アオキ(学名: Aucuba japonica)は、別名で「アオキバ」「ヤマタケ」「スポット・ローレル(spotted laurel)」「ジャパニーズ・ローレル(Japanese laurel)」「ジャパニーズ・アウクバ(Japanese aucuba)」「ゴールドダスト・プラント(gold dust plant)」とも呼ばれるガリア科アオキ属に分類される常緑低木の種です。
アオキの原産地は日本(本州・九州・四国・南西諸島)、中国(南部)、朝鮮半島(南部)、台湾で、自生地は森林の林床や谷沿いです。
■アオキの語源(由来)

- Aucubaの語源:和名の「アオキバ」をラテン語化したものです。
- japonicaの語源:ラテン語で「日本の」を意味しており自生地に由来します。

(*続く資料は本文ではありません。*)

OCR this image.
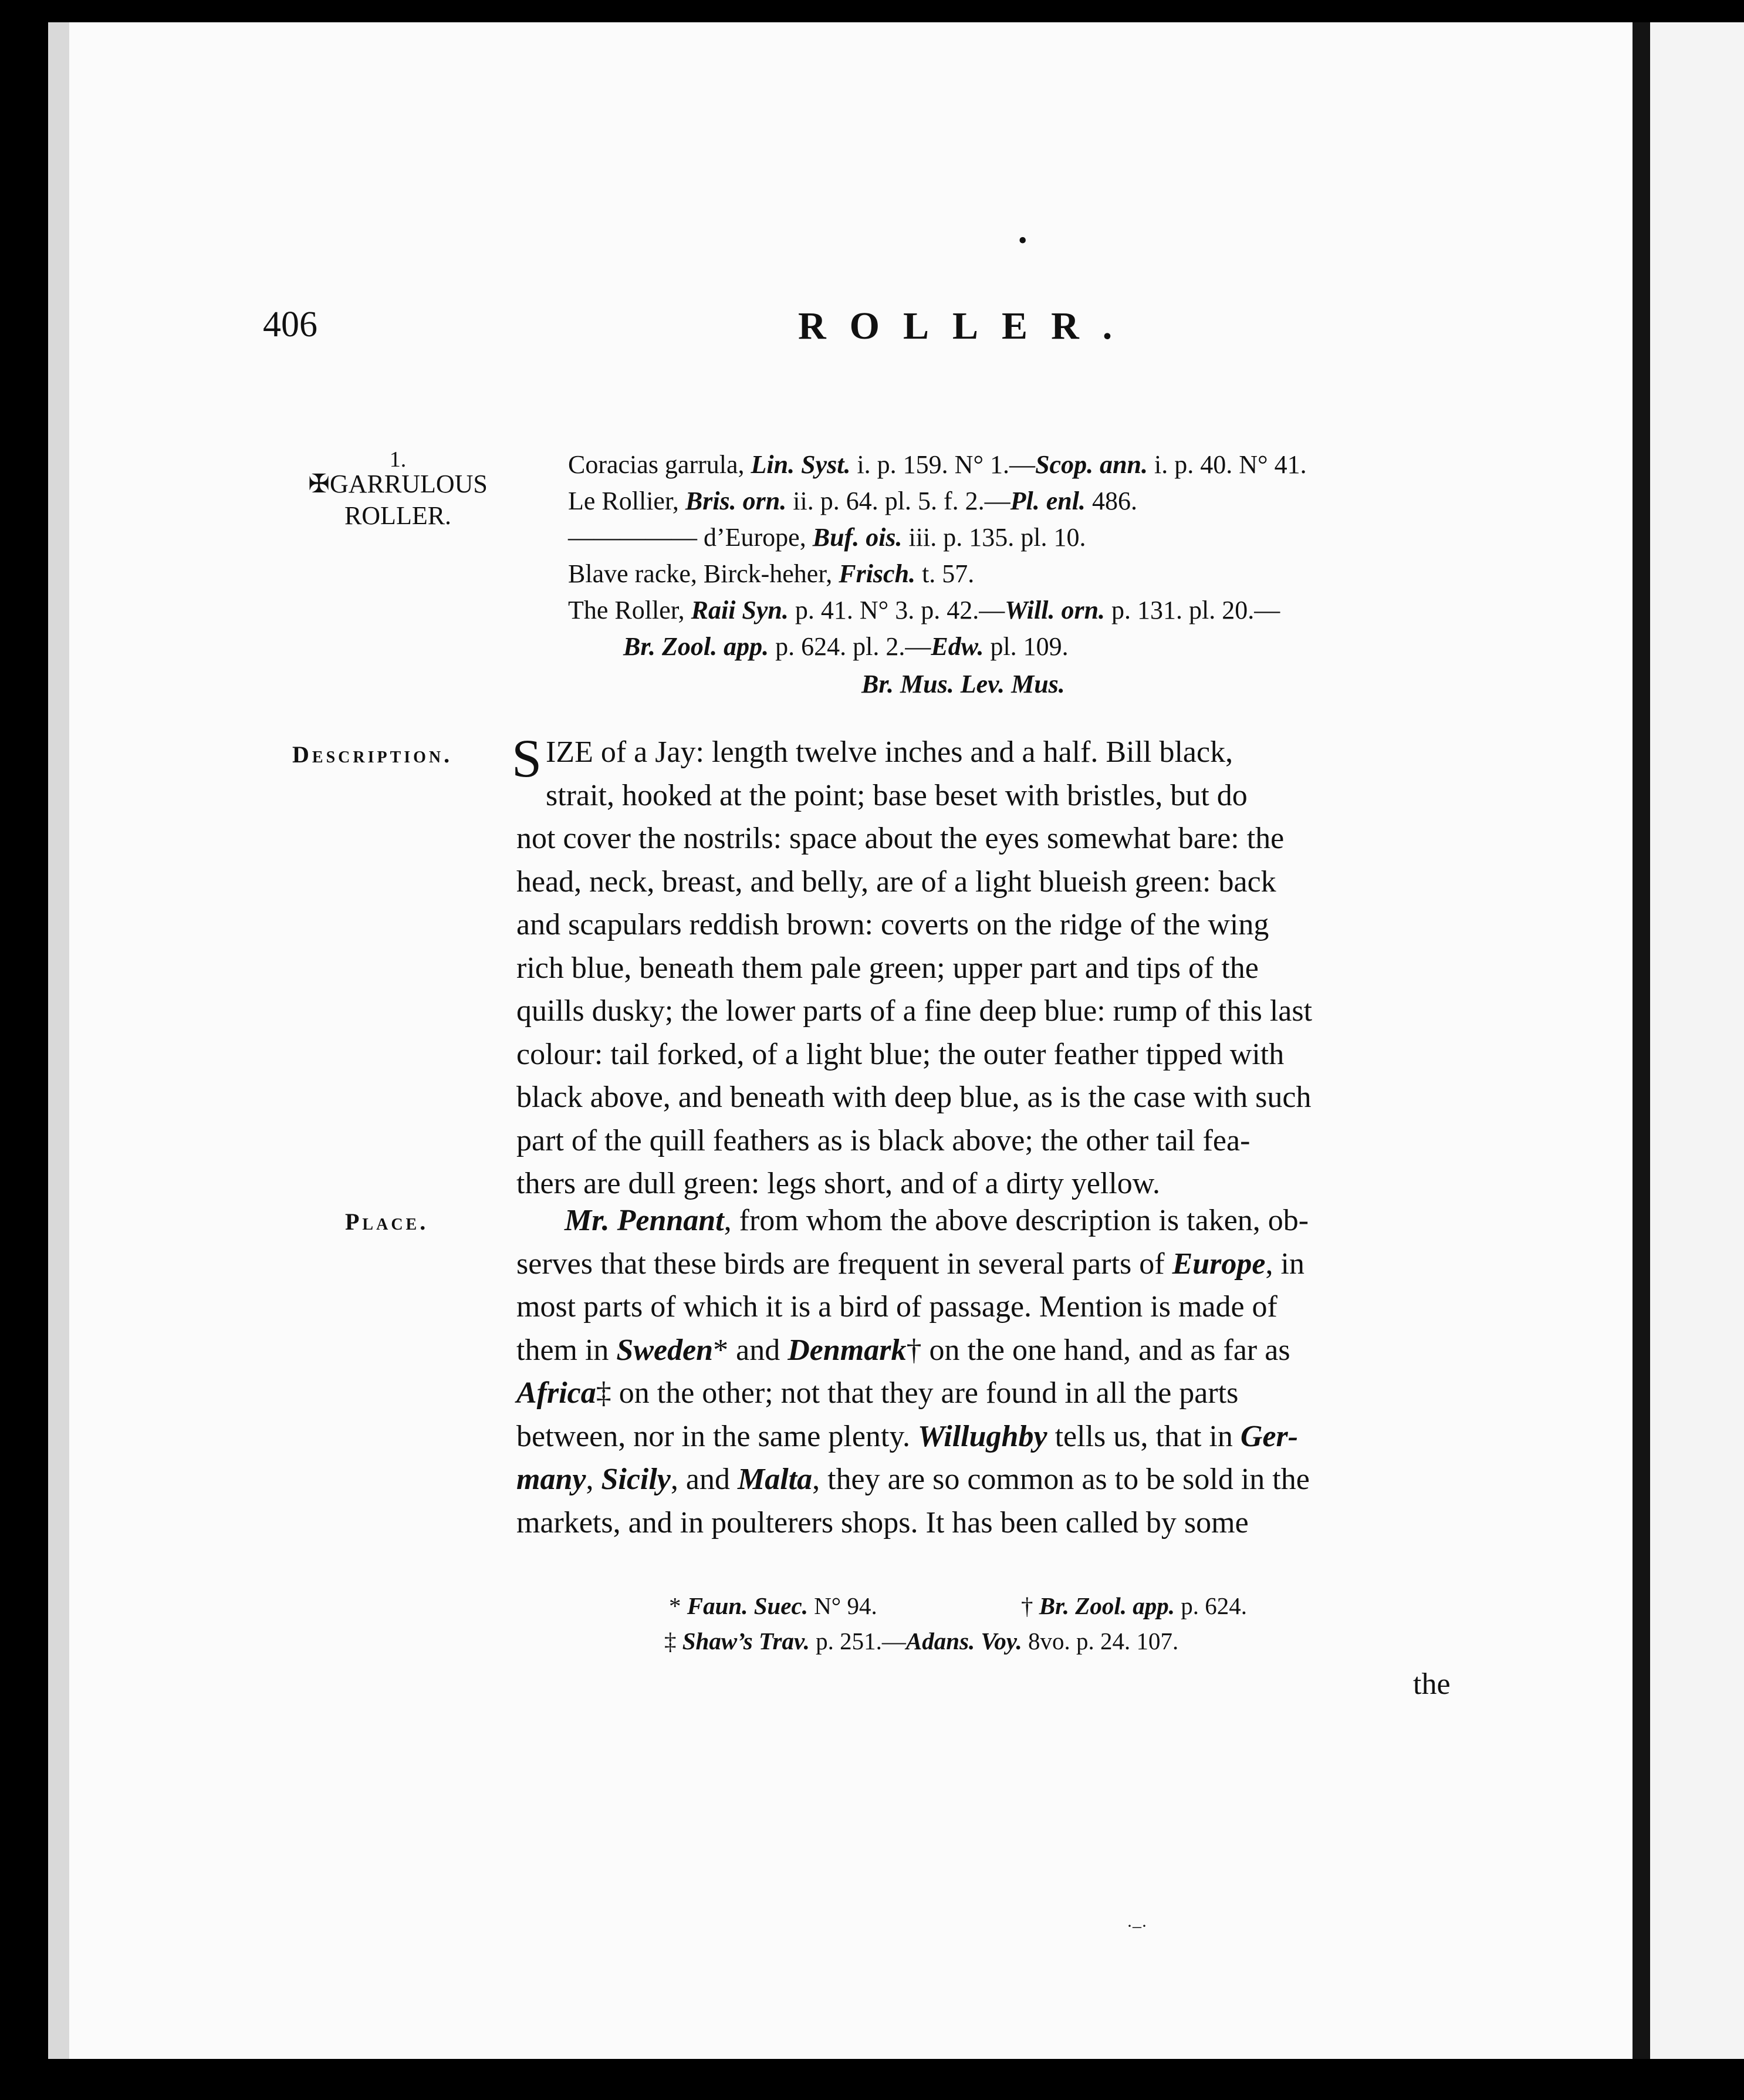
•
406	ROLLER.
1.
✠GARRULOUS
ROLLER.
Coracias garrula, Lin. Syst. i. p. 159. N° 1.—Scop. ann. i. p. 40. N° 41.
Le Rollier, Bris. orn. ii. p. 64. pl. 5. f. 2.—Pl. enl. 486.
————— d’Europe, Buf. ois. iii. p. 135. pl. 10.
Blave racke, Birck-heher, Frisch. t. 57.
The Roller, Raii Syn. p. 41. N° 3. p. 42.—Will. orn. p. 131. pl. 20.—
Br. Zool. app. p. 624. pl. 2.—Edw. pl. 109.
Br. Mus. Lev. Mus.
Description.
Place.
S IZE of a Jay: length twelve inches and a half. Bill black,
strait, hooked at the point; base beset with bristles, but do
not cover the nostrils: space about the eyes somewhat bare: the
head, neck, breast, and belly, are of a light blueish green: back
and scapulars reddish brown: coverts on the ridge of the wing
rich blue, beneath them pale green; upper part and tips of the
quills dusky; the lower parts of a fine deep blue: rump of this last
colour: tail forked, of a light blue; the outer feather tipped with
black above, and beneath with deep blue, as is the case with such
part of the quill feathers as is black above; the other tail fea-
thers are dull green: legs short, and of a dirty yellow.
Mr. Pennant, from whom the above description is taken, ob-
serves that these birds are frequent in several parts of Europe, in
most parts of which it is a bird of passage. Mention is made of
them in Sweden* and Denmark† on the one hand, and as far as
Africa‡ on the other; not that they are found in all the parts
between, nor in the same plenty. Willughby tells us, that in Ger-
many, Sicily, and Malta, they are so common as to be sold in the
markets, and in poulterers shops. It has been called by some
* Faun. Suec. N° 94.	† Br. Zool. app. p. 624.
‡ Shaw’s Trav. p. 251.—Adans. Voy. 8vo. p. 24. 107.
the
·–·
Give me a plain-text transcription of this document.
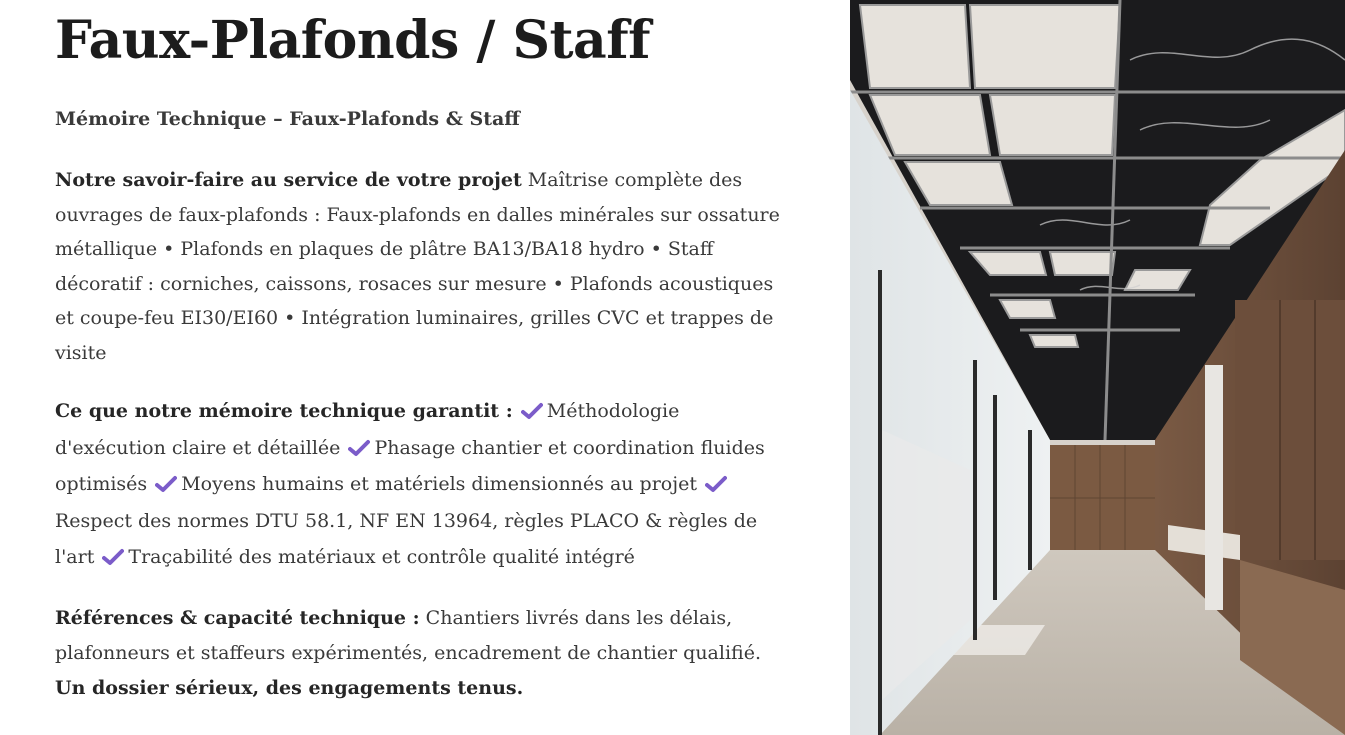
Faux-Plafonds / Staff

Mémoire Technique – Faux-Plafonds & Staff

Notre savoir-faire au service de votre projet Maîtrise complète des ouvrages de faux-plafonds : Faux-plafonds en dalles minérales sur ossature métallique • Plafonds en plaques de plâtre BA13/BA18 hydro • Staff décoratif : corniches, caissons, rosaces sur mesure • Plafonds acoustiques et coupe-feu EI30/EI60 • Intégration luminaires, grilles CVC et trappes de visite

Ce que notre mémoire technique garantit : Méthodologie d'exécution claire et détaillée Phasage chantier et coordination fluides optimisés Moyens humains et matériels dimensionnés au projet Respect des normes DTU 58.1, NF EN 13964, règles PLACO & règles de l'art Traçabilité des matériaux et contrôle qualité intégré

Références & capacité technique : Chantiers livrés dans les délais, plafonneurs et staffeurs expérimentés, encadrement de chantier qualifié. Un dossier sérieux, des engagements tenus.
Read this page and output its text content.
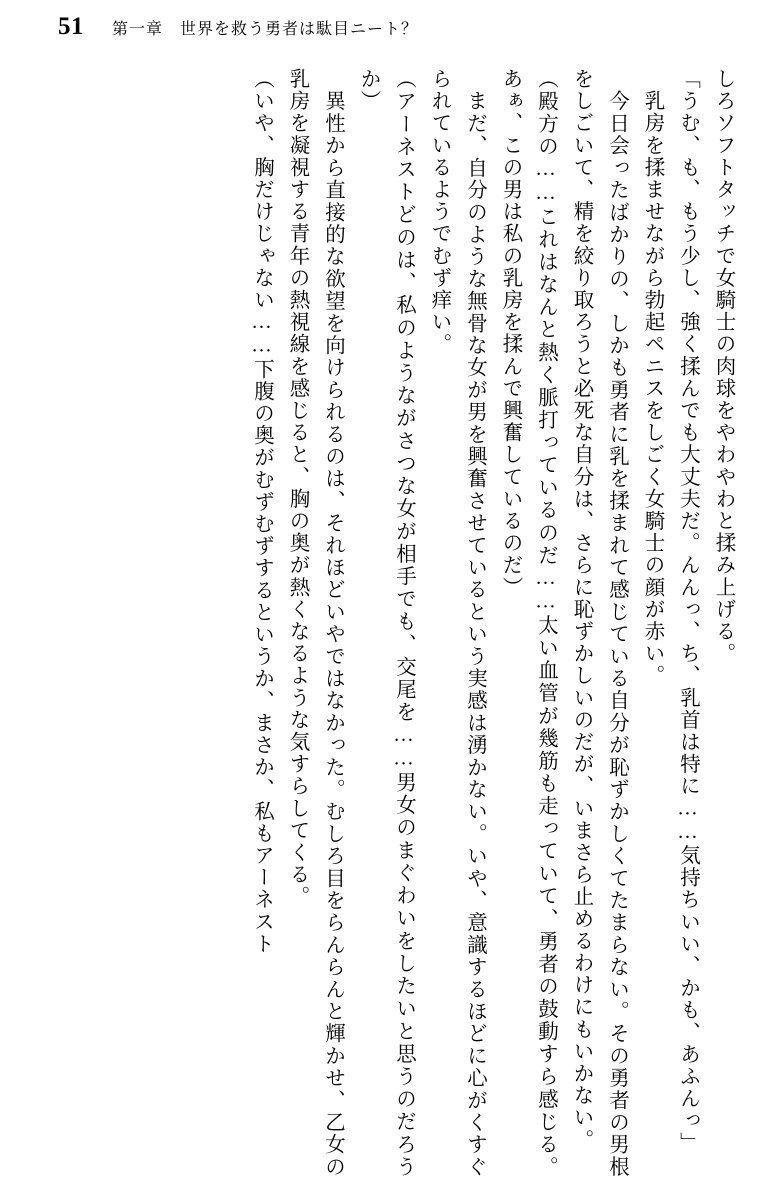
51 第一章　世界を救う勇者は駄目ニート？

しろソフトタッチで女騎士の肉球をやわやわと揉み上げる。

「うむ、も、もう少し、強く揉んでも大丈夫だ。んんっ、ち、乳首は特に……気持ちいい、かも、あふんっ」

　乳房を揉ませながら勃起ペニスをしごく女騎士の顔が赤い。

　今日会ったばかりの、しかも勇者に乳を揉まれて感じている自分が恥ずかしくてたまらない。その勇者の男根をしごいて、精を絞り取ろうと必死な自分は、さらに恥ずかしいのだが、いまさら止めるわけにもいかない。

（殿方の……これはなんと熱く脈打っているのだ……太い血管が幾筋も走っていて、勇者の鼓動すら感じる。あぁ、この男は私の乳房を揉んで興奮しているのだ）

　まだ、自分のような無骨な女が男を興奮させているという実感は湧かない。いや、意識するほどに心がくすぐられているようでむず痒い。

（アーネストどのは、私のようながさつな女が相手でも、交尾を……男女のまぐわいをしたいと思うのだろうか）

　異性から直接的な欲望を向けられるのは、それほどいやではなかった。むしろ目をらんらんと輝かせ、乙女の乳房を凝視する青年の熱視線を感じると、胸の奥が熱くなるような気すらしてくる。

（いや、胸だけじゃない……下腹の奥がむずむずするというか、まさか、私もアーネスト
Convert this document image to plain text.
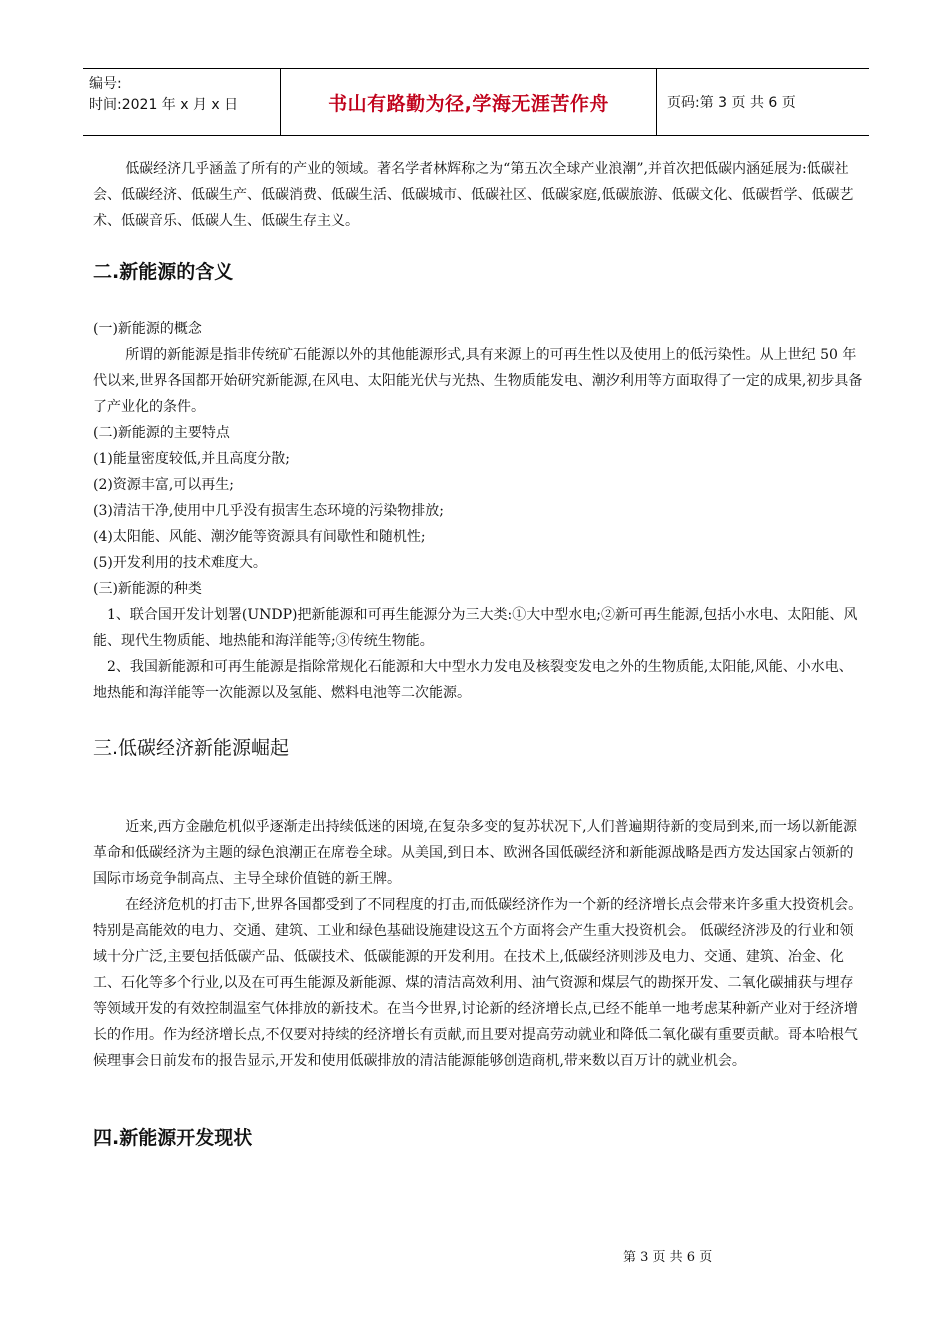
编号:
时间:2021 年 x 月 x 日	书山有路勤为径,学海无涯苦作舟	页码:第 3 页 共 6 页

低碳经济几乎涵盖了所有的产业的领域。著名学者林辉称之为“第五次全球产业浪潮”,并首次把低碳内涵延展为:低碳社会、低碳经济、低碳生产、低碳消费、低碳生活、低碳城市、低碳社区、低碳家庭,低碳旅游、低碳文化、低碳哲学、低碳艺术、低碳音乐、低碳人生、低碳生存主义。

二.新能源的含义

(一)新能源的概念

所谓的新能源是指非传统矿石能源以外的其他能源形式,具有来源上的可再生性以及使用上的低污染性。从上世纪 50 年代以来,世界各国都开始研究新能源,在风电、太阳能光伏与光热、生物质能发电、潮汐利用等方面取得了一定的成果,初步具备了产业化的条件。

(二)新能源的主要特点

(1)能量密度较低,并且高度分散;

(2)资源丰富,可以再生;

(3)清洁干净,使用中几乎没有损害生态环境的污染物排放;

(4)太阳能、风能、潮汐能等资源具有间歇性和随机性;

(5)开发利用的技术难度大。

(三)新能源的种类

1、联合国开发计划署(UNDP)把新能源和可再生能源分为三大类:①大中型水电;②新可再生能源,包括小水电、太阳能、风能、现代生物质能、地热能和海洋能等;③传统生物能。

2、我国新能源和可再生能源是指除常规化石能源和大中型水力发电及核裂变发电之外的生物质能,太阳能,风能、小水电、地热能和海洋能等一次能源以及氢能、燃料电池等二次能源。

三.低碳经济新能源崛起

近来,西方金融危机似乎逐渐走出持续低迷的困境,在复杂多变的复苏状况下,人们普遍期待新的变局到来,而一场以新能源革命和低碳经济为主题的绿色浪潮正在席卷全球。从美国,到日本、欧洲各国低碳经济和新能源战略是西方发达国家占领新的国际市场竞争制高点、主导全球价值链的新王牌。

在经济危机的打击下,世界各国都受到了不同程度的打击,而低碳经济作为一个新的经济增长点会带来许多重大投资机会。特别是高能效的电力、交通、建筑、工业和绿色基础设施建设这五个方面将会产生重大投资机会。 低碳经济涉及的行业和领域十分广泛,主要包括低碳产品、低碳技术、低碳能源的开发利用。在技术上,低碳经济则涉及电力、交通、建筑、冶金、化工、石化等多个行业,以及在可再生能源及新能源、煤的清洁高效利用、油气资源和煤层气的勘探开发、二氧化碳捕获与埋存等领域开发的有效控制温室气体排放的新技术。在当今世界,讨论新的经济增长点,已经不能单一地考虑某种新产业对于经济增长的作用。作为经济增长点,不仅要对持续的经济增长有贡献,而且要对提高劳动就业和降低二氧化碳有重要贡献。哥本哈根气候理事会日前发布的报告显示,开发和使用低碳排放的清洁能源能够创造商机,带来数以百万计的就业机会。

四.新能源开发现状

第 3 页 共 6 页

- アオキの語源:一年を通し葉が青々としていて、茎が常に緑色をしていることに由来しています。
■アオキの特徴(魅力)

- 形態:樹高は約50~300cm、生育型は分枝型、茎は長期に渡り緑色を保ちます。葉の形は楕円形・長楕円形・卵形、色は緑色の単色または緑色を基調として黄色の星斑が入り、質感は革質で光沢があります。花序は集散花序ですが見た目から円錐花序にも分類され、花は4枚の花弁が平開する離弁花冠で、色は濃赤色・赤紫色です。
- ライフサイクル:生活形は常緑低木です。
- 春:暖かくなってくると新芽が展開し、生育旺盛に枝を伸長させながら新しい葉を展開し、また早春頃から晩春にかけて花が咲きます。
- 夏:高温期も生育旺盛に枝を伸長させ、葉を展開します。また翌春に向けて花芽の分化が始まり、雌株の受粉した花は果実を形成し始めます。
- 秋:生育は緩慢になり、果実が赤色に色付き始めます。
- 冬:常緑のため葉を残し、果実を付けたまま、生育がほぼ止まり緩やかな休眠状態になります。
- 樹形の魅力:本種は樹高が約50~300cm、成長が緩やかで樹冠は卵形・広卵形・傘状形を形成します。ほぼ剪定をしなくても美しい樹形を維持するため庭木として人気が高いです。
- 花の魅力:開花は3月~5月、花は小ぶりですが、色鮮やかな濃赤色・赤紫色の花は、光沢のある緑色と黄色の葉と強く対比するため、華やかな色彩を楽しませてくれます。
- 実の魅力:本種は雌雄異株のため、雌株だけしか実をつけませんが、この実は多くの植物が休眠する冬の時期に実り、色鮮やかな赤色をしており装飾的です。またこの赤色は、光沢のある緑色・黄色の葉と強く対比するため、冬の寂しい時期のお庭を華やかに彩り、またこの実が野鳥の餌となり、お庭に活気を生み出します。
- カラーリーフ:葉は通常緑色を基調として、鮮やかな黄色の星斑が入るため、明るい雰囲気を演出できるカラーリーフです。そのため、ポジティブで元気な雰囲気をお庭に演出したい、または他の鮮やかな原色と組み合わせてカラフルでポップなお庭を演出したい時などに重宝します。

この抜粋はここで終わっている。